El frenazo del camión
al alcanzar su destino me ha devuelto a la realidad. Mi compadre Alberto y yo
estamos, con otros detenidos, vigilados por los soldados que, a gritos, nos
urgen a salir del camión. Apoyados con algunos culatazos de fusil, pronto han
conseguido su objetivo.
Estamos fuera, en
pie, esposados, como el resto de los detenidos, esperando las órdenes de los
milicos que nos rodean. Tensos y nerviosos, ellos tampoco parece que dominen la
situación, como si no acabasen de entender lo que está pasando. Cumplen
órdenes, nada más.
Los soldados gritan
de nuevo nuestros nombres: — ¡Juan de la Cruz Orive! ¡Alberto Javier Zecoto!...
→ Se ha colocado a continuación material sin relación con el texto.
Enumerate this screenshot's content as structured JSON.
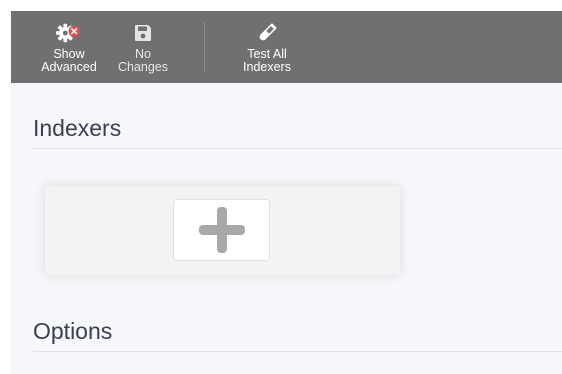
{
  "toolbar": {
    "show_advanced": {
      "label": "Show\nAdvanced",
      "icon": "gear-icon"
    },
    "no_changes": {
      "label": "No\nChanges",
      "icon": "save-icon"
    },
    "test_all_indexers": {
      "label": "Test All\nIndexers",
      "icon": "test-tube-icon"
    }
  },
  "sections": {
    "indexers": {
      "title": "Indexers"
    },
    "options": {
      "title": "Options"
    }
  },
  "add_indexer": {
    "icon": "plus-icon"
  },
  "colors": {
    "toolbar_bg": "#707070",
    "page_bg": "#f5f7fa",
    "advanced_badge": "#e05252",
    "plus_gray": "#a8a8a8"
  }
}
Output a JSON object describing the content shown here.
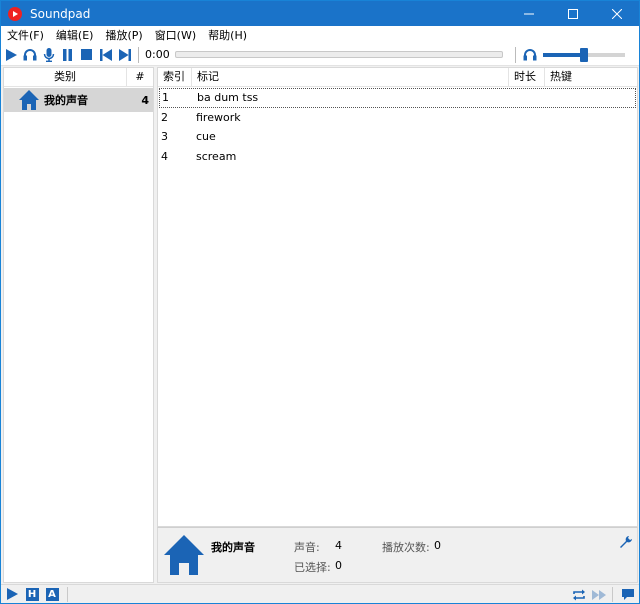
{
  "window": {
    "title": "Soundpad",
    "minimize_glyph": "—",
    "maximize_glyph": "☐",
    "close_glyph": "✕"
  },
  "menu": [
    {
      "label": "文件(F)"
    },
    {
      "label": "编辑(E)"
    },
    {
      "label": "播放(P)"
    },
    {
      "label": "窗口(W)"
    },
    {
      "label": "帮助(H)"
    }
  ],
  "toolbar": {
    "time": "0:00",
    "volume_level": 0.5
  },
  "categories": {
    "header_category": "类别",
    "header_count": "#",
    "items": [
      {
        "label": "我的声音",
        "count": "4"
      }
    ]
  },
  "sounds": {
    "headers": {
      "index": "索引",
      "tag": "标记",
      "duration": "时长",
      "hotkey": "热键"
    },
    "rows": [
      {
        "index": "1",
        "tag": "ba dum tss"
      },
      {
        "index": "2",
        "tag": "firework"
      },
      {
        "index": "3",
        "tag": "cue"
      },
      {
        "index": "4",
        "tag": "scream"
      }
    ]
  },
  "info": {
    "category": "我的声音",
    "sounds_label": "声音:",
    "sounds_value": "4",
    "selected_label": "已选择:",
    "selected_value": "0",
    "plays_label": "播放次数:",
    "plays_value": "0"
  },
  "statusbar": {
    "h_label": "H",
    "a_label": "A"
  },
  "colors": {
    "accent": "#1b64b5",
    "titlebar": "#1a73c9"
  }
}
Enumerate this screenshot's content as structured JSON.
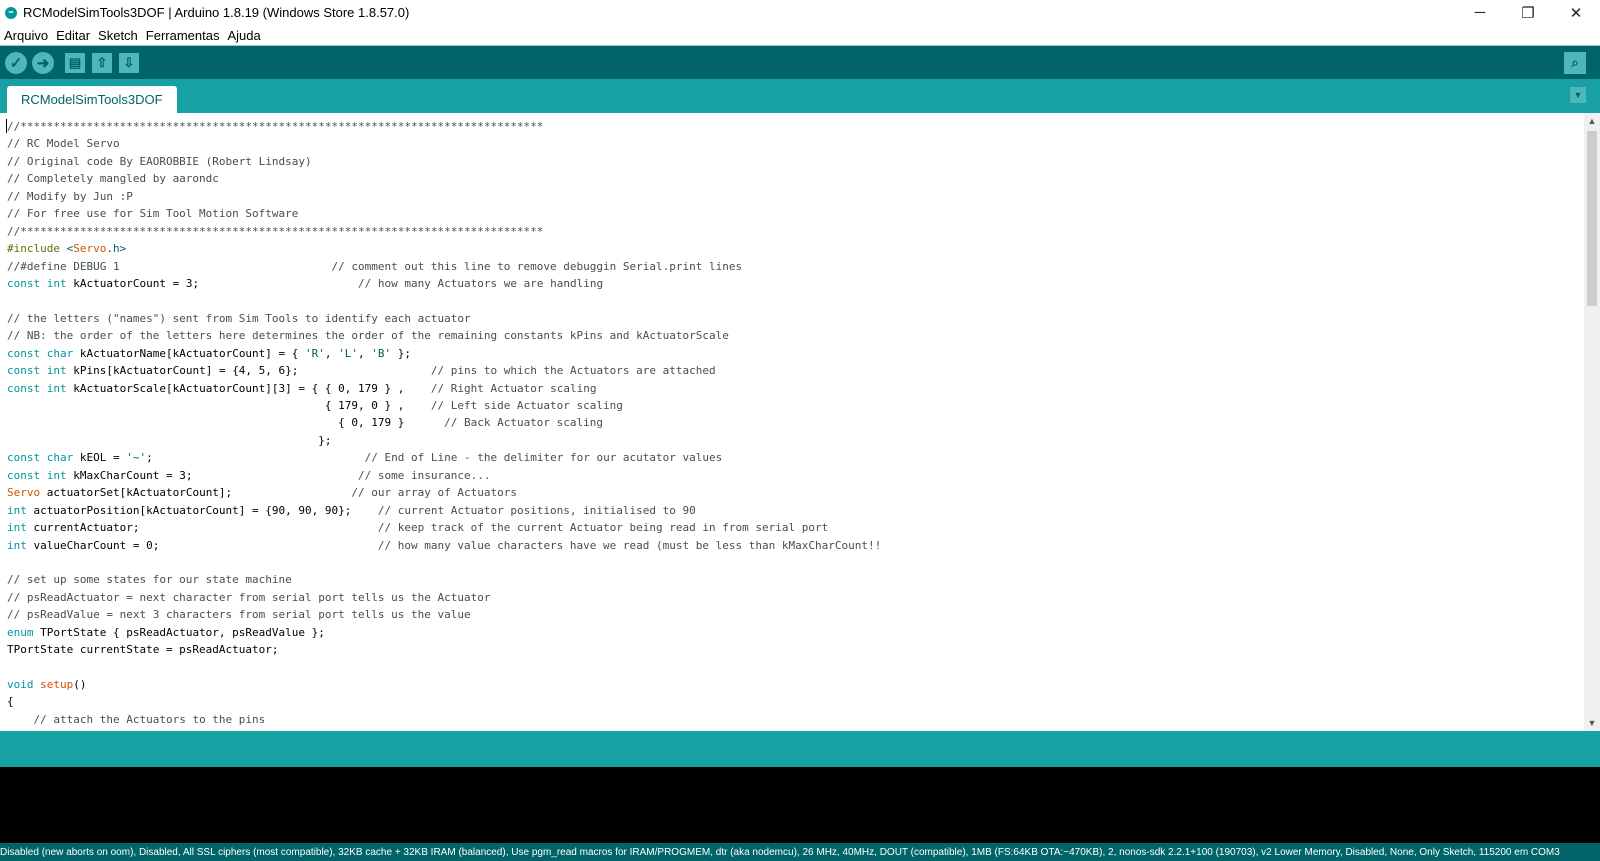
{
  "window": {
    "title": "RCModelSimTools3DOF | Arduino 1.8.19 (Windows Store 1.8.57.0)",
    "minimize_glyph": "─",
    "restore_glyph": "❐",
    "close_glyph": "✕"
  },
  "menu": [
    "Arquivo",
    "Editar",
    "Sketch",
    "Ferramentas",
    "Ajuda"
  ],
  "toolbar": {
    "buttons": [
      {
        "name": "verify-button",
        "icon": "check-icon",
        "glyph": "✓"
      },
      {
        "name": "upload-button",
        "icon": "arrow-right-icon",
        "glyph": "➜"
      },
      {
        "name": "new-button",
        "icon": "new-file-icon",
        "glyph": "▤"
      },
      {
        "name": "open-button",
        "icon": "arrow-up-icon",
        "glyph": "⇧"
      },
      {
        "name": "save-button",
        "icon": "arrow-down-icon",
        "glyph": "⇩"
      }
    ],
    "serial_monitor_glyph": "⌕"
  },
  "tabs": [
    {
      "label": "RCModelSimTools3DOF",
      "active": true
    }
  ],
  "tab_menu_glyph": "▼",
  "editor": {
    "lines": [
      [
        [
          "cm",
          "//*******************************************************************************"
        ]
      ],
      [
        [
          "cm",
          "// RC Model Servo"
        ]
      ],
      [
        [
          "cm",
          "// Original code By EAOROBBIE (Robert Lindsay)"
        ]
      ],
      [
        [
          "cm",
          "// Completely mangled by aarondc"
        ]
      ],
      [
        [
          "cm",
          "// Modify by Jun :P"
        ]
      ],
      [
        [
          "cm",
          "// For free use for Sim Tool Motion Software"
        ]
      ],
      [
        [
          "cm",
          "//*******************************************************************************"
        ]
      ],
      [
        [
          "pp",
          "#include "
        ],
        [
          "st",
          "<"
        ],
        [
          "cl",
          "Servo"
        ],
        [
          "st",
          ".h>"
        ]
      ],
      [
        [
          "cm",
          "//#define DEBUG 1                                // comment out this line to remove debuggin Serial.print lines"
        ]
      ],
      [
        [
          "kw",
          "const"
        ],
        [
          "",
          " "
        ],
        [
          "ty",
          "int"
        ],
        [
          "",
          " kActuatorCount = 3;                        "
        ],
        [
          "cm",
          "// how many Actuators we are handling"
        ]
      ],
      [
        [
          "",
          ""
        ]
      ],
      [
        [
          "cm",
          "// the letters (\"names\") sent from Sim Tools to identify each actuator"
        ]
      ],
      [
        [
          "cm",
          "// NB: the order of the letters here determines the order of the remaining constants kPins and kActuatorScale"
        ]
      ],
      [
        [
          "kw",
          "const"
        ],
        [
          "",
          " "
        ],
        [
          "ty",
          "char"
        ],
        [
          "",
          " kActuatorName[kActuatorCount] = { "
        ],
        [
          "st",
          "'R'"
        ],
        [
          "",
          ", "
        ],
        [
          "st",
          "'L'"
        ],
        [
          "",
          ", "
        ],
        [
          "st",
          "'B'"
        ],
        [
          "",
          " };"
        ]
      ],
      [
        [
          "kw",
          "const"
        ],
        [
          "",
          " "
        ],
        [
          "ty",
          "int"
        ],
        [
          "",
          " kPins[kActuatorCount] = {4, 5, 6};                    "
        ],
        [
          "cm",
          "// pins to which the Actuators are attached"
        ]
      ],
      [
        [
          "kw",
          "const"
        ],
        [
          "",
          " "
        ],
        [
          "ty",
          "int"
        ],
        [
          "",
          " kActuatorScale[kActuatorCount][3] = { { 0, 179 } ,    "
        ],
        [
          "cm",
          "// Right Actuator scaling"
        ]
      ],
      [
        [
          "",
          "                                                { 179, 0 } ,    "
        ],
        [
          "cm",
          "// Left side Actuator scaling"
        ]
      ],
      [
        [
          "",
          "                                                  { 0, 179 }      "
        ],
        [
          "cm",
          "// Back Actuator scaling"
        ]
      ],
      [
        [
          "",
          "                                               };"
        ]
      ],
      [
        [
          "kw",
          "const"
        ],
        [
          "",
          " "
        ],
        [
          "ty",
          "char"
        ],
        [
          "",
          " kEOL = "
        ],
        [
          "st",
          "'~'"
        ],
        [
          "",
          ";                                "
        ],
        [
          "cm",
          "// End of Line - the delimiter for our acutator values"
        ]
      ],
      [
        [
          "kw",
          "const"
        ],
        [
          "",
          " "
        ],
        [
          "ty",
          "int"
        ],
        [
          "",
          " kMaxCharCount = 3;                         "
        ],
        [
          "cm",
          "// some insurance..."
        ]
      ],
      [
        [
          "cl",
          "Servo"
        ],
        [
          "",
          " actuatorSet[kActuatorCount];                  "
        ],
        [
          "cm",
          "// our array of Actuators"
        ]
      ],
      [
        [
          "ty",
          "int"
        ],
        [
          "",
          " actuatorPosition[kActuatorCount] = {90, 90, 90};    "
        ],
        [
          "cm",
          "// current Actuator positions, initialised to 90"
        ]
      ],
      [
        [
          "ty",
          "int"
        ],
        [
          "",
          " currentActuator;                                    "
        ],
        [
          "cm",
          "// keep track of the current Actuator being read in from serial port"
        ]
      ],
      [
        [
          "ty",
          "int"
        ],
        [
          "",
          " valueCharCount = 0;                                 "
        ],
        [
          "cm",
          "// how many value characters have we read (must be less than kMaxCharCount!!"
        ]
      ],
      [
        [
          "",
          ""
        ]
      ],
      [
        [
          "cm",
          "// set up some states for our state machine"
        ]
      ],
      [
        [
          "cm",
          "// psReadActuator = next character from serial port tells us the Actuator"
        ]
      ],
      [
        [
          "cm",
          "// psReadValue = next 3 characters from serial port tells us the value"
        ]
      ],
      [
        [
          "kw",
          "enum"
        ],
        [
          "",
          " TPortState { psReadActuator, psReadValue };"
        ]
      ],
      [
        [
          "",
          "TPortState currentState = psReadActuator;"
        ]
      ],
      [
        [
          "",
          ""
        ]
      ],
      [
        [
          "ty",
          "void"
        ],
        [
          "",
          " "
        ],
        [
          "fn",
          "setup"
        ],
        [
          "",
          "()"
        ]
      ],
      [
        [
          "",
          "{"
        ]
      ],
      [
        [
          "",
          "    "
        ],
        [
          "cm",
          "// attach the Actuators to the pins"
        ]
      ]
    ]
  },
  "scrollbar": {
    "up_glyph": "▲",
    "down_glyph": "▼"
  },
  "status_bar": "Disabled (new aborts on oom), Disabled, All SSL ciphers (most compatible), 32KB cache + 32KB IRAM (balanced), Use pgm_read macros for IRAM/PROGMEM, dtr (aka nodemcu), 26 MHz, 40MHz, DOUT (compatible), 1MB (FS:64KB OTA:~470KB), 2, nonos-sdk 2.2.1+100 (190703), v2 Lower Memory, Disabled, None, Only Sketch, 115200 em COM3",
  "colors": {
    "toolbar": "#006468",
    "tabbar": "#17a1a5",
    "button": "#4db7bb",
    "keyword": "#00979c",
    "class": "#d35400",
    "comment": "#434f54",
    "console": "#000000"
  }
}
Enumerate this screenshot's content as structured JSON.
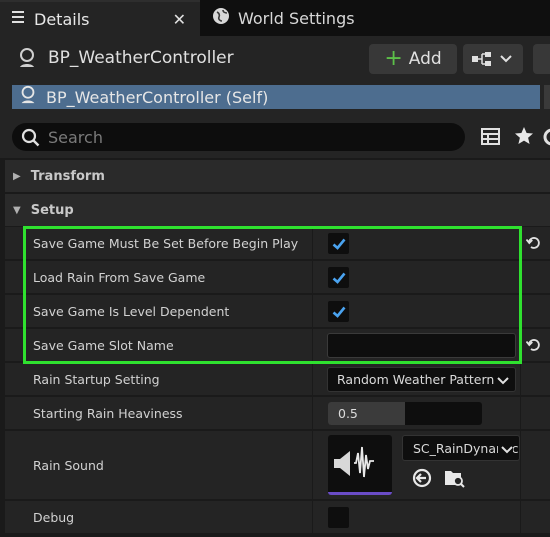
{
  "tabs": [
    {
      "label": "Details",
      "icon": "details-icon",
      "active": true
    },
    {
      "label": "World Settings",
      "icon": "globe-icon",
      "active": false
    }
  ],
  "header": {
    "title": "BP_WeatherController",
    "add_label": "Add"
  },
  "component_tree": {
    "self_label": "BP_WeatherController (Self)"
  },
  "search": {
    "placeholder": "Search",
    "value": ""
  },
  "categories": {
    "transform": "Transform",
    "setup": "Setup"
  },
  "properties": {
    "save_must_set": {
      "label": "Save Game Must Be Set Before Begin Play",
      "checked": true
    },
    "load_rain": {
      "label": "Load Rain From Save Game",
      "checked": true
    },
    "level_dependent": {
      "label": "Save Game Is Level Dependent",
      "checked": true
    },
    "slot_name": {
      "label": "Save Game Slot Name",
      "value": ""
    },
    "rain_startup": {
      "label": "Rain Startup Setting",
      "value": "Random Weather Patterns"
    },
    "rain_heaviness": {
      "label": "Starting Rain Heaviness",
      "value": "0.5",
      "fraction": 0.5
    },
    "rain_sound": {
      "label": "Rain Sound",
      "value": "SC_RainDynamic"
    },
    "debug": {
      "label": "Debug",
      "checked": false
    }
  },
  "colors": {
    "highlight": "#2fe12f",
    "checkbox": "#4aa3f0",
    "add_plus": "#5cc049",
    "selection": "#4d6d8f"
  }
}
Junto con otros presos hemos sido encerrados en una celda. El tiempo pasa
despacio ¿Es de día o de noche? No lo sé, no hay luz natural… Dos guardias
entran en la celda y tras pronunciar nuestros nombres nos llevan a un despacho,
frente a un hombre que revisa papeles
tras una mesa. A su espalda, una fotografía del Presidente colgada de la pared
y la bandera de la República sostenida por un mástil. El hombre levanta los
ojos de los papeles y nos interpela directamente:
— Soy el comandante
Zubiaurre — nos dice —, y ustedes, son algunos de los responsables de esta
revuelta… Llevo días buscándolos, son los cabecillas de grupos que han
participado en desórdenes, asaltos a centros comerciales, robos y saqueos en la
capital… Usted, Alberto Javier, además, es responsable de participar en el
vuelco e incendio de un autobús en Guarenas… Tienen ustedes una buena hoja de
servicios. Necesito su colaboración. Que me digan que propósito perseguían y de
quien recibieron las órdenes para encabezar esta revuelta contra el gobierno.
Instintivamente,
Alberto Javier y yo, nos miramos al oír las palabras de aquel hombre. La
preocupación con la que habíamos entrado en el despacho, se ha convertido en
miedo.
— Mire señor — le digo
—, nosotros no somos cabecillas de nada ni hemos recibido órdenes de nadie. Yo
bajé de mi ranchito a la capital a protestar contra las medidas del gobierno
que no me permiten mantener a mi familia. Nada más. Al llegar al centro, en
medio del desorden, nos encontramos Zecoto y yo, y nos vimos envueltos en esta
maldita violencia.
Incluso tratamos de contener a algunos de los saqueadores para evitar los
atropellos de los que nos acusa. No hicimos nada más. Solo quiero volver a mi
casa a ver a mi esposa, a mis hijos. No sé nada de ellos en todos estos días…
Sin contestar a mis
palabras, el hombre se encaró con Zecoto.